Experimenting on rusty-machine
I tried to experiment on the rusty-machine crate, to see the current state of the art in machine learning in Rust.
I decided to try some OCR, to break a very simple captcha system.
The first thing I realized was that I needed to re-implement all myself. No fancy OpenCV. There is a crate available, but I gave up trying to compile it as it required an older version of OpenCV at the time of writing. Anyway, I only needed one not-super-trivial algorithm (blob recognition to identify letters) and I could re-implement it from scratch in Rust.
So I took a sample of a few thousands images like the one in the figure above as learning fodder.
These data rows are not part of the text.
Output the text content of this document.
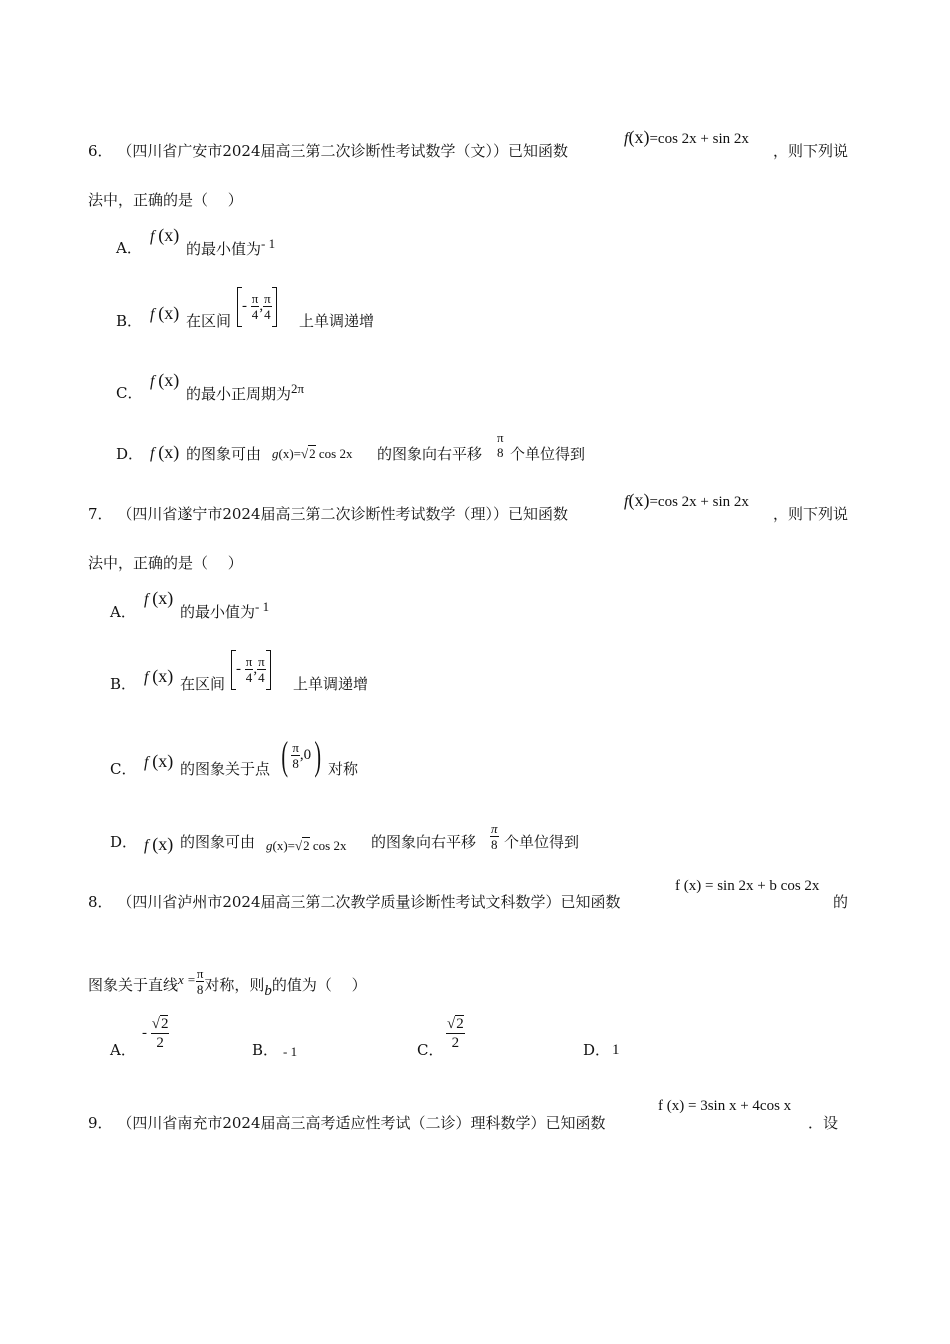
6． （四川省广安市2024届高三第二次诊断性考试数学（文））已知函数
f(x)=cos 2x + sin 2x
，则下列说
法中，正确的是（　 ）
A．
f (x)
的最小值为- 1
B． f (x) 在区间
- $\frac{\pi}{4}$ , $\frac{\pi}{4}$ 上单调递增
C．
f (x)
的最小正周期为2π
D． f (x) 的图象可由 g(x)=√2 cos 2x 的图象向右平移
π
8 个单位得到
7． （四川省遂宁市2024届高三第二次诊断性考试数学（理））已知函数
f(x)=cos 2x + sin 2x
，则下列说
法中，正确的是（　 ）
A．
f (x)
的最小值为- 1
B． f (x) 在区间
- $\frac{\pi}{4}$ , $\frac{\pi}{4}$ 上单调递增
C． f (x) 的图象关于点 ( $\frac{\pi}{8} ,0$) 对称
D． f (x) 的图象可由 g(x)=√2 cos 2x 的图象向右平移 $\frac{\pi}{8}$ 个单位得到
8． （四川省泸州市2024届高三第二次教学质量诊断性考试文科数学）已知函数
f (x) = sin 2x + b cos 2x
的
图象关于直线$x = \frac{\pi}{8}$ 对称，则b的值为（　 ）
A．
- $\frac{√2}{2}$	B． - 1	C． $\frac{√2}{2}$	D． 1
9． （四川省南充市2024届高三高考适应性考试（二诊）理科数学）已知函数
f (x) = 3sin x + 4cos x
．设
Walking through a directory can be done painlessly with the walkdir crate. Images an be loaded as grayscale very easily using the image crate provided by the Piston developers.
Writing the algo to identifying the blobs for each character was done quickly enough. I was able to extract each of the letters separately, then resize them all so that they are the same size.
That’s when I tried to feed my letters into the learning algorithms provided by rusty-machine. That was, erh,… painful.
I started by implementing my own splitting function. I came up with a lot of difficulties that are unexpected for someone used to crunch numbers with numpy.
First the train
method on the SupModel trait is only implemented with Matrix<f64>
or Vector<f64>
.
which forces us to send in references to the matrices as below:
// Load image data from disk for trainng
let (inputs, targets) = load_data();
// Feed training data
model.train(&inputs, &targets).unwrap();
It would have been much more convenience if MatrixSlice could be usable instead.
Maybe having train
taking a reference to an object implementing the MatrixBase
trait
might be a solution. Another possible solution might be to implement AsRef<MatrixSlice<T>>
for Matrix<T>
.
As slices were not usable, I had to clone my data when splitting traing and test
datasets, to create a Matrix<T>
.
// Split training and testing datasets
extern crate rusty_machine as rm;
use rm::linalg::{BaseMatrix, Matrix};
fn main() {
let (inputs, targets) = load_data();
let (x_train, x_test, y_train, y_test) = split_train_test(inputs, targets, 0.8);
// ...
}
fn split_train_test<T: Copy>(
inputs: Matrix<T>,
outputs: Matrix<T>,
ratio: f64,
) -> (Matrix<T>, Matrix<T>, Matrix<T>, Matrix<T>) {
let rows = inputs.rows();
let split = (ratio * rows as f64) as usize;
// The select_rows method expects an iterator of references to usize...
// This may not seem much, but this requires to keep the instances to `usize` alive
// That's what we do in the following hack:
let split_until = (0..split).collect::<Vec<_>>();
let split_from = (split..rows).collect::<Vec<_>>();
// select_rows copies the underlying data
(
inputs.select_rows(split_until.iter()),
inputs.select_rows(split_from.iter()),
outputs.select_rows(split_until.iter()),
outputs.select_rows(split_from.iter()),
)
}
In a perfect world, while implementing split_train_test
, I would have rejoiced
to be able to do so as below:
fn split_train_test<T: Copy>(
inputs: Matrix<T>,
outputs: Matrix<T>,
ratio: f64,
) -> (Matrix<T>, Matrix<T>, Matrix<T>, Matrix<T>) {
let rows = inputs.rows();
let split = (ratio * rows as f64) as usize;
// **WARNING**: DOES NOT COMPILE!
(
inputs.select_rows(..split),
inputs.select_rows(split..),
outputs.select_rows(..split),
outputs.select_rows(split..),
)
}
Moreoever, it appears that there is no current way to serialize the models for future re-use. Pythonistas are used to pickleing a model and save it to the file system, in order to avoid the cost of re-running the costly learning procedure.
To conclude, it was fun to wade my way through rusty-machine. However, it appears that rust still lacks the appropriate tooling to conveniently write scientific code (no real gain in speed). I cannot wait to see what will happen in 2019 though.
Disclaimer: This post is only constructive criticism. The folks at rusty-machine are doing great work!